I mean there should be entry of "ip pim vrf customerx rp-address" if you have PIM SPARSE MODE is running for the customer end.

Devang,

It should be fine as auto-rp is configured on Core router B:

ip pim vrf CustomerA send-rp-announce Loopback2 scope 16

ip pim vrf CustomerA send-rp-discovery Loopback2 scope 16

ip pim vrf CustomerB send-rp-announce Loopback1 scope 16

ip pim vrf CustomerB send-rp-discovery Loopback1 scope 16

!

Regards,

Harold Ritter
Sr Technical Leader
CCIE 4168 (R&S, SP)
harold@cisco.com
México móvil: +52 1 55 8312 4915
Cisco México
Paseo de la Reforma 222
Piso 19
Cuauhtémoc, Juárez
Ciudad de México, 06600
México

Hi,

How are verifying that traffic is not passing?

PEA has no cust vrf PIM neighbours, so the traffic will not flow end to end.

Can you verify that?

LR

Actually, PEA has several vrf PIM neighbors on both VRFs. I have confirmed that multicast traffic flows correctly within the individual PE's, but just not over the tunnel (even though the routing information shows up). I had rebooted both routers at one point, and when that occurred, multicast traffic was flowing over the tunnel, but unicast would not traverse the bgp connection at all.

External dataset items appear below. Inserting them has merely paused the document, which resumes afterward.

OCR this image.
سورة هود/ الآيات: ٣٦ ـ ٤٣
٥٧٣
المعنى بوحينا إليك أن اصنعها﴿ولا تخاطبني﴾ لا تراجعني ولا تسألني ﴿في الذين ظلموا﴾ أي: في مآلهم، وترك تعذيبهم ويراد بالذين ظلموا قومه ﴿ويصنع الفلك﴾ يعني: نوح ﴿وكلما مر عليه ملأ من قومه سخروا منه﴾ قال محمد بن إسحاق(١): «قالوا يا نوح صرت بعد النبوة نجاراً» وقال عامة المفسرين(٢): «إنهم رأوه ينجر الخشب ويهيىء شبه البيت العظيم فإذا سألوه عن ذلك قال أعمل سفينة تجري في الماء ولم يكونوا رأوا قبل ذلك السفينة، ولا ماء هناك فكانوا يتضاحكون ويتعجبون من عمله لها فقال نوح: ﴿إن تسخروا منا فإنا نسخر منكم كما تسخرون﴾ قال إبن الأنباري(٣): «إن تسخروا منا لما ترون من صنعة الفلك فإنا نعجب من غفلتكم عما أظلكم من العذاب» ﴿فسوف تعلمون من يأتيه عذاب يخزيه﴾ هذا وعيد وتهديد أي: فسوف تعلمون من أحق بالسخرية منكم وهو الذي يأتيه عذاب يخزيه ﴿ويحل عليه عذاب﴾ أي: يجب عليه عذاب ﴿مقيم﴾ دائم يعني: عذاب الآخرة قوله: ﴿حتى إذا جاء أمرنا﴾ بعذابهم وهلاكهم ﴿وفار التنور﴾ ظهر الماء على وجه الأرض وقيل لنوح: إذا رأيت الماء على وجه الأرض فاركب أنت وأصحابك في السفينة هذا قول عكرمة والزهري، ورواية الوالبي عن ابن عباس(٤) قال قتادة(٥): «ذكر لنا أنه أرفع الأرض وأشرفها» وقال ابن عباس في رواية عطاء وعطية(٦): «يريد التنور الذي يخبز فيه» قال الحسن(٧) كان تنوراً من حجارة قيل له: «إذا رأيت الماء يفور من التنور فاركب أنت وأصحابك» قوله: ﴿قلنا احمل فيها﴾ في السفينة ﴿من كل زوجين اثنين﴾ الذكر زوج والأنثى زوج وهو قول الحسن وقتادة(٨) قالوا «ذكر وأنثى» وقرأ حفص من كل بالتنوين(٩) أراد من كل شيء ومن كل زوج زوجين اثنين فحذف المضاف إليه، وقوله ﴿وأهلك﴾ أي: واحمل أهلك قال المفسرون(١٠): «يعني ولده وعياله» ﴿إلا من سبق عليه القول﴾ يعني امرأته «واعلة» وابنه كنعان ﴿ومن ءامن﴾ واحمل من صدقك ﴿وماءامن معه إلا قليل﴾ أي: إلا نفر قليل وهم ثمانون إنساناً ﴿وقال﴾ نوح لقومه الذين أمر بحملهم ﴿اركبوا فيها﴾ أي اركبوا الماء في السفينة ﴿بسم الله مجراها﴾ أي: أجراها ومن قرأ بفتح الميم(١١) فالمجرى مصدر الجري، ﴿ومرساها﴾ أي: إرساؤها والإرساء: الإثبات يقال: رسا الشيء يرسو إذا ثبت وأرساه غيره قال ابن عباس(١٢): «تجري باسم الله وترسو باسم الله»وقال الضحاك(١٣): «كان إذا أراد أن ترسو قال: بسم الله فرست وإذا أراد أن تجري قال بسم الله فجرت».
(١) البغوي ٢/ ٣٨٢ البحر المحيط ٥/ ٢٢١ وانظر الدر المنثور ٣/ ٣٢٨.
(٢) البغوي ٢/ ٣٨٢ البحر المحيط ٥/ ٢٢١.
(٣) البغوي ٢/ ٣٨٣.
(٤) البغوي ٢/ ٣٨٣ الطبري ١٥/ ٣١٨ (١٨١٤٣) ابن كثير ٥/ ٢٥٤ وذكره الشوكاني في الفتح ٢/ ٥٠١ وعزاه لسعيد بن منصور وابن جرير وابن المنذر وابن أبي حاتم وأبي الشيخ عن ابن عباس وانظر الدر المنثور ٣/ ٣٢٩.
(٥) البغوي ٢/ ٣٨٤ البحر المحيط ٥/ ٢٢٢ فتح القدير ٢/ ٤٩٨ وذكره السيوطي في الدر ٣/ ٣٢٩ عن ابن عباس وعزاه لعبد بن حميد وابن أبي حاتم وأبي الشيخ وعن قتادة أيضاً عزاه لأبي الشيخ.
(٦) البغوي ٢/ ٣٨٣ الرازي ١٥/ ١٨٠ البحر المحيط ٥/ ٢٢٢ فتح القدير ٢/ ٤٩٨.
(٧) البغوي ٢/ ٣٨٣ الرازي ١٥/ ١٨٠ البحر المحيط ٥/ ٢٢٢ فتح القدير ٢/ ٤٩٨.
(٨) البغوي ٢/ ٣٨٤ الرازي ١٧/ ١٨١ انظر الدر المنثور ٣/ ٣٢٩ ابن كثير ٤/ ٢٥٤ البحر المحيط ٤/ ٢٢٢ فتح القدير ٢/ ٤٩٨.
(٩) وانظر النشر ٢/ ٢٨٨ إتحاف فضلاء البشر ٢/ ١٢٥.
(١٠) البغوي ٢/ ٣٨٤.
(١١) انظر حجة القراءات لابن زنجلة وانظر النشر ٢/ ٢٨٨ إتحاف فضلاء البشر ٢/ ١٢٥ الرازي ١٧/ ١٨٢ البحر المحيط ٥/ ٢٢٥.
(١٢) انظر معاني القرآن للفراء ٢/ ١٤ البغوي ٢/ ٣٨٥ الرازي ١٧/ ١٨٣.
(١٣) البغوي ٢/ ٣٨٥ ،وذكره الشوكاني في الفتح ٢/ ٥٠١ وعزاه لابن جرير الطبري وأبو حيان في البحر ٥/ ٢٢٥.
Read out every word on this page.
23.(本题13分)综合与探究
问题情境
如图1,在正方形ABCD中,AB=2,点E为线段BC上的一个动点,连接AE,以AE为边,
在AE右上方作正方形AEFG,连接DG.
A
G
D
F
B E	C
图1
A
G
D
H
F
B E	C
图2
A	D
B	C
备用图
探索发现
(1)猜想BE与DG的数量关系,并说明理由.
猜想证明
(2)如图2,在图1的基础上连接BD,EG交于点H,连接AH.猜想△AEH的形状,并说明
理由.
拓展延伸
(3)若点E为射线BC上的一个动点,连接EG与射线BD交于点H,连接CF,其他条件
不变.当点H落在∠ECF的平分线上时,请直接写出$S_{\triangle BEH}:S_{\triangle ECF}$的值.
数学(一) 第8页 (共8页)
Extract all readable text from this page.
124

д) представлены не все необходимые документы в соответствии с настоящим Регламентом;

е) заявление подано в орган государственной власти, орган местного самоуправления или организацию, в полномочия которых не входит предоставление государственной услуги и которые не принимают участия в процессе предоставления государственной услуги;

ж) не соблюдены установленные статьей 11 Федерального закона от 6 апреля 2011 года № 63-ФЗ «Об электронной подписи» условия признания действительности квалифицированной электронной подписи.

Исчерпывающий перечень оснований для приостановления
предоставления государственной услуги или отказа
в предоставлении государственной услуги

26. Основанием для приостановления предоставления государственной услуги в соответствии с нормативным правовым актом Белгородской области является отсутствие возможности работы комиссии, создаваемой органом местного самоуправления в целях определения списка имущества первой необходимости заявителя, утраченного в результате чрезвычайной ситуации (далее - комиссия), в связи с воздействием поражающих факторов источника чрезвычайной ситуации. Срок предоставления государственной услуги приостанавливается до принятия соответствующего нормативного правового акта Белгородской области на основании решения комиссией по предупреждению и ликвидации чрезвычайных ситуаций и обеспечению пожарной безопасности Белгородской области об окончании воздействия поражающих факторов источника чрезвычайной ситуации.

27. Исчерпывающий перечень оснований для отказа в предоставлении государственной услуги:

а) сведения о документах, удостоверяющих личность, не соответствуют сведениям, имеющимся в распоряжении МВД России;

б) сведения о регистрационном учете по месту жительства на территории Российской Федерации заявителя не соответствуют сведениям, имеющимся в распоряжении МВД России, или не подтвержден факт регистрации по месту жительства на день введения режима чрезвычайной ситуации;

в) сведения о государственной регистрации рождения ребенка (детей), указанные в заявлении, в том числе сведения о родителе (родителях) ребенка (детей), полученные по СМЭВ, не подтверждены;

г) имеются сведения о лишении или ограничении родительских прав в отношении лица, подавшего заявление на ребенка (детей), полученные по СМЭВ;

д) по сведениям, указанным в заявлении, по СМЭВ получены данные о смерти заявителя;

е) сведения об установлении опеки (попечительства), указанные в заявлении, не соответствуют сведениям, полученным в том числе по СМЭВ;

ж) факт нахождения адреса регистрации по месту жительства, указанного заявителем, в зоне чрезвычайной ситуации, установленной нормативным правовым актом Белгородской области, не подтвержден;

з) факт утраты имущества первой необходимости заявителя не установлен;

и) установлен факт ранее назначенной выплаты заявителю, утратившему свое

We had to break the tunnel by removing the mdt default statements. Once I put those statements back in, we see what we are seeing now. When the router first rebooted we saw unicast traffic trying to traverse thru the tunnel.

Hi,

So both CE routers see PEA as the RP, via auto-rp?

show ip pim rp map

HTH

LR

Everything sees PEB (Core-2) as the RP via auto-rp- this is on both VRF's

Greg,

Could you please do a "show ip mroute count" for a specific s,g on the CE where you do have receivers. Could you also check that the RPF check is successful using "show ip rpf " on that same CE.

Regards,

Harold Ritter
Sr Technical Leader
CCIE 4168 (R&S, SP)
harold@cisco.com
México móvil: +52 1 55 8312 4915
Cisco México
Paseo de la Reforma 222
Piso 19
Cuauhtémoc, Juárez
Ciudad de México, 06600
México

CustomerB Site#sh ip mroute 239.195.0.0 count

IP Multicast Statistics

30 routes using 16838 bytes of memory

16 groups, 0.87 average sources per group

Forwarding Counts: Pkt Count/Pkts(neg(-) = Drops) per second/Avg Pkt Size/Kilobits per second

Other counts: Total/RPF failed/Other drops(OIF-null, rate-limit etc)

Group: 239.195.0.0, Source count: 4, Packets forwarded: 333727, Packets received: 333733

RP-tree: Forwarding: 0/0/0/0, Other: 0/0/0

Source: 10.0.36.254/32, Forwarding: 102371/1/486/5, Other: 102377/6/0

Source: 10.0.50.254/32, Forwarding: 39902/1/458/1, Other: 39902/0/0

Source: 192.168.253.252/32, Forwarding: 160692/1/494/2, Other: 160692/0/0

Source: 192.168.253.254/32, Forwarding: 30762/1/392/3, Other: 30762/0/0

CustomerB Site#sh ip rpf 10.0.50.254

RPF information for ? (10.0.50.254)

RPF interface: Multilink1

RPF neighbor: ? (192.168.252.1)

RPF route/mask: 10.0.50.0/24

RPF type: unicast (bgp 65502)

RPF recursion count: 2

Doing distance-preferred lookups across tables

CustomerB Site#

10.0.50.254 is a server broadcasting a multicast stream for CustomerB. Its information is not making it across the Tunnel, even though the route itself is.